Chuxiong Sun Jie Hu Hongming Gu Jinpeng Chen Mingchuan Yang

Abstract

Graph Neural Networks (GNNs) have received much attention in the graph deep learning domain. However, recent research empirically and theoretically shows that deep GNNs suffer from over-fitting and over-smoothing problems. The usual solutions either cannot solve extensive runtime of deep GNNs or restrict graph convolution in the same feature space. We propose the Adaptive Graph Diffusion Networks (AGDNs) which perform multi-layer generalized graph diffusion in different feature spaces with moderate complexity and runtime. Standard graph diffusion methods combine large and dense powers of the transition matrix with predefined weighting coefficients. Instead, AGDNs combine smaller multi-hop node representations with learnable and generalized weighting coefficients. We propose two scalable mechanisms of weighting coefficients to capture multi-hop information: Hop-wise Attention (HA) and Hop-wise Convolution (HC).

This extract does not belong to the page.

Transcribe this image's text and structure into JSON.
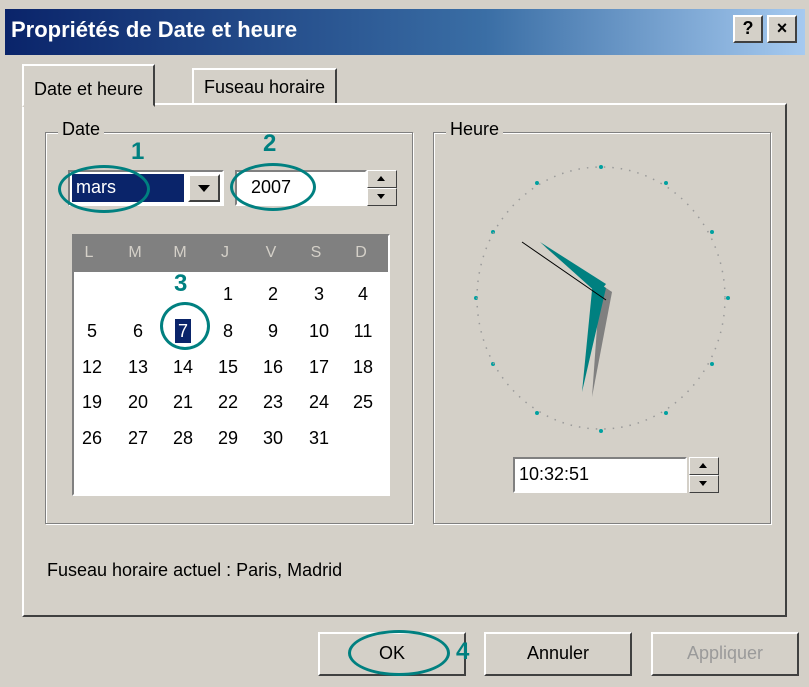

We evaluate AGDNs on diverse, challenging Open Graph Benchmark (OGB) datasets with semi-supervised node classification and link prediction tasks. Until the date of submission (Aug 26, 2022), AGDNs achieve top-1 performance on the ogbn-arxiv, ogbn-proteins and ogbl-ddi datasets and top-3 performance on the ogbl-citation2 dataset. On the similar Tesla V100 GPU cards, AGDNs outperform Reversible GNNs (RevGNNs) with 13% complexity and 1% training runtime of RevGNNs on the ogbn-proteins dataset. AGDNs also achieve comparable performance to SEAL with 36% training and 0.2% inference runtime of SEAL on the ogbl-citation2 dataset.